En fait, la réponse cohérente de quelqu'un qui veut/doit rester avec sa famille, s'il/elle suppose la famille homophobe, c'est de cacher la part de son identité qui serait rejeté. Sauf que c'est très dur d'être caché. Personnellement, il me serait contre-intuitif de conseiller ça à quelqu'un. Je dirai même que «tu dois rester cacher» est un ordre tellement mal vu que des gens pourraient probablement nous qualifier d'homophobe - pas forcément à tort - si on conseillait ça. Ce n'est que récemment que j'ai compris ce qui, selon moi, était la moins pire réponse à apporter. Je répète ce que j'ai déjà écrit, et que j'ai récemment dit à un-e élève. On n'a pas de réponse. On ne te dis pas que tu dois le dire ou le taire. On te dit juste qu'il y a des risques, et que c'est à toi de décider si, pour toi, ça vaut le coup de les prendre ou pas, par rapport à ce que ça peut t'apporter.

Certains élèves comprennent cette dernière phrase. Je ne suis pas sûr que tous les élèves à qui on s'adresse ait assez de maturité pour la comprendre. Malheureusement, c'est quand même à lui/elle de faire son choix, puisque maturité ou pas, c'est pas ce qui empêche un parent de mal traiter son enfant.

Alors, comment on fait

Malgré tout ce que j'ai dit plus haut, je pense que la question reste pertinente. Il faudrait probablement en discuter entre intervenants. Je propose ici quelques pistes de réflexions en vrac. Une liste des méthodes les plus classiques.

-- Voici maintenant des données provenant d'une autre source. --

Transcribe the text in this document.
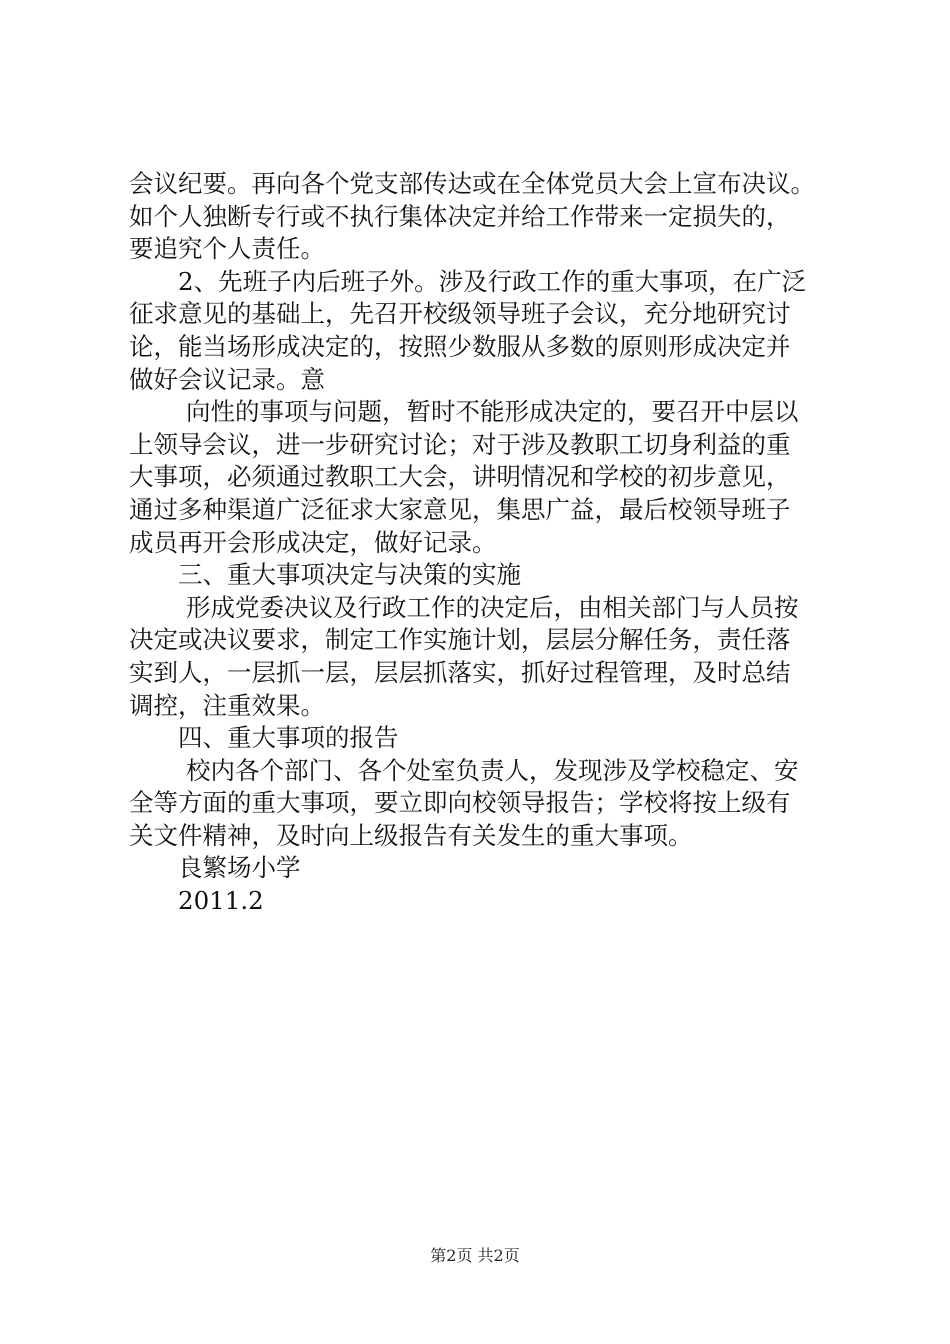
会议纪要。再向各个党支部传达或在全体党员大会上宣布决议。
如个人独断专行或不执行集体决定并给工作带来一定损失的，
要追究个人责任。
2、先班子内后班子外。涉及行政工作的重大事项，在广泛
征求意见的基础上，先召开校级领导班子会议，充分地研究讨
论，能当场形成决定的，按照少数服从多数的原则形成决定并
做好会议记录。意
向性的事项与问题，暂时不能形成决定的，要召开中层以
上领导会议，进一步研究讨论；对于涉及教职工切身利益的重
大事项，必须通过教职工大会，讲明情况和学校的初步意见，
通过多种渠道广泛征求大家意见，集思广益，最后校领导班子
成员再开会形成决定，做好记录。
三、重大事项决定与决策的实施
形成党委决议及行政工作的决定后，由相关部门与人员按
决定或决议要求，制定工作实施计划，层层分解任务，责任落
实到人，一层抓一层，层层抓落实，抓好过程管理，及时总结
调控，注重效果。
四、重大事项的报告
校内各个部门、各个处室负责人，发现涉及学校稳定、安
全等方面的重大事项，要立即向校领导报告；学校将按上级有
关文件精神，及时向上级报告有关发生的重大事项。
良繁场小学
2011.2
第2页 共2页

  • D'abord, déterminer quel est ton but. Est-ce simplement que tout le monde sache que tu es LGB ou T ? Indiquer aux autres homo/bi que tu l'es, et donc qu'ils peuvent te draguer ? Pouvoir tenir la main de ton/ta copain/ine en public sans surprendre les gens ? Demander aux gens de te parler avec le prénom/genre qui te conviens ?
  • En fonction du premier point, déterminer qui doit être au courant ? Et aussi à qui ces gens là le répéteront, car ça reste rarement un secret.
  • Déterminer aussi quels sont les conséquences probables. Histoire d'anticiper, prévoir un plan B si ça se passe mal.
  • Déterminer la manière de le dire ? Certain-e-s font une annonce à leur classes, d'autres portent un arc-en-ciel et attendent qu'on leur disent pourquoi. D'autres encore - c'est mon cas - en parlent comme si ce n'était pas un sujet important. Et vont directement agir comme si tout le monde savait qu'on était potentiellement LGBT[2]. Et directement dire que tel personne, de notre genre, nous plait. Ou parler de soit du genre désiré, même si ça va surprendre des gens.

Notes

[1] J'ai eu envie d'écrire: pas d'algorithme.

[2] Honnêtement, je connais très mal le sujet T, ou NB, donc je ne sais pas à quel point ce propos est pertinent.